Le Parlement de Strasbourg s’en émeut, pose plus d’une centaine de questions sur les conditions de cette nomination. De son côté, Jean-Claude Juncker se crispe. Il se plaint de ne pas recevoir le soutien du PPE, la formation politique dont il est membre et qui l’a porté à la tête de la Commission. Le psychodrame enfle en coulisses lorsque Juncker menace de démissionner si son homme de confiance doit être contraint d’abandonner son poste… L’ultimatum a été pris au sérieux.

Pendant ce temps, au sein du collège de la Commission, des tensions apparaissent. Si aucun commissaire n’a remis en cause publiquement le passage en force de Juncker, beaucoup se répandent, en off, dans les médias. La tension parvient à son comble lors de la séance du mercredi 11 avril. Certains commissaires se plaignent du pouvoir trop solitaire de Juncker et réclament plus d’autonomie dans la gestion de leurs dossiers. C’est bien entendu l’emprise de Selmayr qui est, en réalité, visée… Jean-Claude Juncker réplique : « Moi, vous m’étonnez chaque jour quand j’ouvre les journaux… » D’autres commissaires, au contraire, jouent à fond la carte Juncker, car, à l’approche de la fin du mandat (mai 2019), ils ont besoin de recaser les membres de leur cabinet dans l’administration bruxelloise. Et pour ce faire, l’appui de Selmayr, désormais le grand patron de l’administration, leur est indispensable…

De la neutralité des hauts fonctionnaires

Au sein du PPE, le coup de gueule de Juncker a été entendu. Le Parlement européen aurait pu être plus virulent dans sa résolution en exigeant la démission de Selmayr. Mais il a préféré le terme plus vague de « réévaluation », pour ne pas ajouter une crise à la crise et faire le jeu des populismes, au moment où ceux-ci ont le vent en poupe.

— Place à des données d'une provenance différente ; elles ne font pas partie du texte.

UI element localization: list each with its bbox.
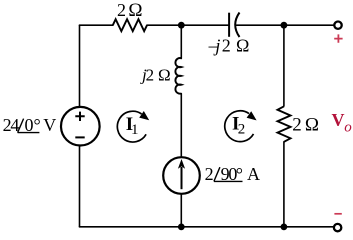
svg-text:2: 2 — [146, 65, 155, 84]
svg-text:V: V — [43, 115, 56, 135]
svg-text:Ω: Ω — [305, 115, 319, 136]
svg-text:2: 2 — [292, 115, 302, 136]
svg-text:Ω: Ω — [236, 36, 249, 56]
svg-text:A: A — [247, 164, 260, 184]
svg-text:2: 2 — [117, 0, 126, 20]
svg-text:2: 2 — [222, 36, 231, 56]
svg-text:V: V — [332, 110, 345, 130]
svg-text:Ω: Ω — [128, 0, 142, 21]
svg-text:24: 24 — [3, 115, 20, 135]
svg-text:2: 2 — [205, 164, 214, 184]
svg-text:o: o — [344, 119, 352, 135]
svg-text:1: 1 — [131, 122, 139, 138]
svg-text:Ω: Ω — [158, 65, 171, 84]
svg-text:2: 2 — [238, 121, 246, 137]
svg-text:j: j — [213, 36, 220, 56]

Donc, on en reste là : Juncker a divisé son collège et campe sur sa fierté blessée, le Parlement proteste dans le vide en brandissant une résolution en papier… Tout le monde a perdu.

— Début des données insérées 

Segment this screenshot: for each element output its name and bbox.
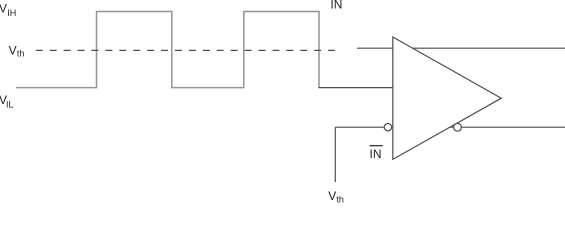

Pour la forme, le Parlement européen demande à la Commission de réactualiser les règles « afin de garantir que le secrétaire général joue un rôle neutre » (tant on craint que Selmayr place ses affidés dans tous les rouages bruxellois). La Commission consent à réunir « une table ronde interinstitutionnelle » afin de « garantir l’excellence et l’indépendance de la fonction publique de l’Union européenne, pour le bien et dans l’intérêt commun de nos concitoyens ». Rideau.